Some of the world's top bankruptcy lawyers must be smarting after reading parallel rulings issued by judges in Canada and the United States setting out how Nortel Networks Corp.'s remaining assets will be distributed among its subsidiaries.
Lawyers and other professionals working on Nortel's liquidation have put in thousands of hours and have billed well over $1-billion (U.S.) in fees since Nortel filed for court protection from its creditors in 2009.
Yet the judges decided to essentially reject or rework most of the lawyers' main arguments, and craft another way to allocate Nortel's $7.3-billion in remaining assets on a pro rata or proportional basis, saying it will be more equitable to all the parties. So much for all that lawyering.
In their decisions, Justice Frank Newbould of the Ontario Superior Court and Judge Kevin Gross of the U.S. Bankruptcy Court in Wilmington, Del., expressed disappointment that the Nortel dispute dragged on as long as it has. Both noted the immense cost that has been incurred to pay lawyers' fees while former employees and pensioners have waited for years for a decision about how much they can collect.
Independent analyst Diane Urquhart, who has worked with a group of Nortel's employees receiving long-term disability payments, said her tally of the global professional fees billed in the Nortel case has hit $1.52-billion – $476-million in Canada, $621-million in the United States and $421-million in Europe. And she forecast the fees will grow as various creditors appeal Tuesday's parallel rulings on the asset distributions.
"The most vulnerable in Canadian society, both pensioners and the long-term disabled, have unnecessarily suffered immensely," she said, while lawyers and accountants have been the main beneficiaries of Nortel's bankruptcy.
Lawyers have argued that the complex global restructuring and numerous court proceedings have created a massive volume of work, leading to large bills. But Toronto bankruptcy lawyer David Ullmann of Minden Gross LLP, who is not working on the Nortel case, said he cannot help but feel that much of the work and the resulting massive fees were unnecessary given that the judges ultimately ruled that assets should be divided on familiar principles of equity.

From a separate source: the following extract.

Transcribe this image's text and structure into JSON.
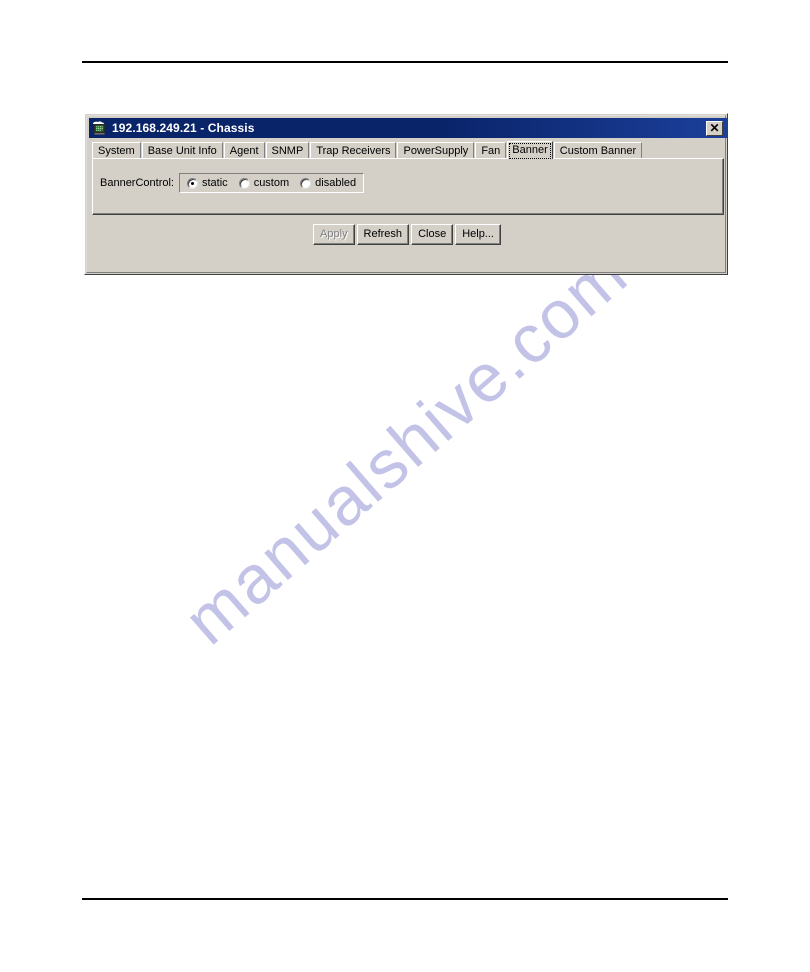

"In hindsight, it is a shame that the parties had to spend hundreds of millions of dollars twisting themselves into legal knots trying to deconstruct agreements or counter arguments from the bondholders, none of which the Canadian court ultimately found to be controlling in this situation," he said.
Judge Gross raised the most pointed concerns about the process in his decision Tuesday, saying the lawyers' positions for each group were so far apart that there was "virtually no middle ground" and each of the parties' arguments "go around and around without end and without a definitive correct answer."
In the meantime, the case "remains in stasis" and the debtors "have lost sight of the irrationality of their respective positions."
"The court compares the allocation dispute to three people trying to reach the top of a mountain by pulling the others down. In other words, no one gets to the top," he said.
Judge Gross said fighting among the Canadian, U.S. and European divisions has "plagued" Nortel's proceedings, and the judges have to set a new precedent to stop it from ever happening again.
"Territorial wrangling significantly diminishes value for stakeholders in a global insolvency … and ought not to be condoned or rewarded," he wrote.
Justice Newbould, while more restrained, also took issue with the lawyers in his decision. Bankruptcy experts and others around the world, he wrote, watched while Nortel's early success in selling its assets "disintegrated into value-erosive adversarial and territorial litigation described by many as scorched earth litigation."
Judge Gross wrapped up his ruling by pointedly quoting from a judge of the U.S. Third Circuit Court of Appeals, who practically begged all the lawyers to reach a mediated settlement in 2011, reminding all the parties "there are real live individuals who will ultimately be affected by the decisions being made in the courtrooms. … They are pawns in the moves being made by knights and rooks," the appeal court said. "Mediation, or continuation of whatever mediation is ongoing, by the parties in good faith is needed to resolve the differences. No party will benefit if the parties continue to clash over every statement and over every step in the process. This will result in wasteful depletion of the available assets from which each seeks a portion."
Despite that warning, three rounds of mediation failed to reach an agreement, bringing everyone to court in a cross-border trial held in two courtrooms last year in Toronto and Wilmington, connected by video conferencing. Judge Gross issued a final plea to all parties to finally stop the fighting.
He said they can accept the two courts' latest rulings and "give them effect," or can use them to reach a resolution among themselves, or can "take appeals and thereby prolong the hardship and deplete the remaining estate."
There has been no word yet on how the groups plan to proceed.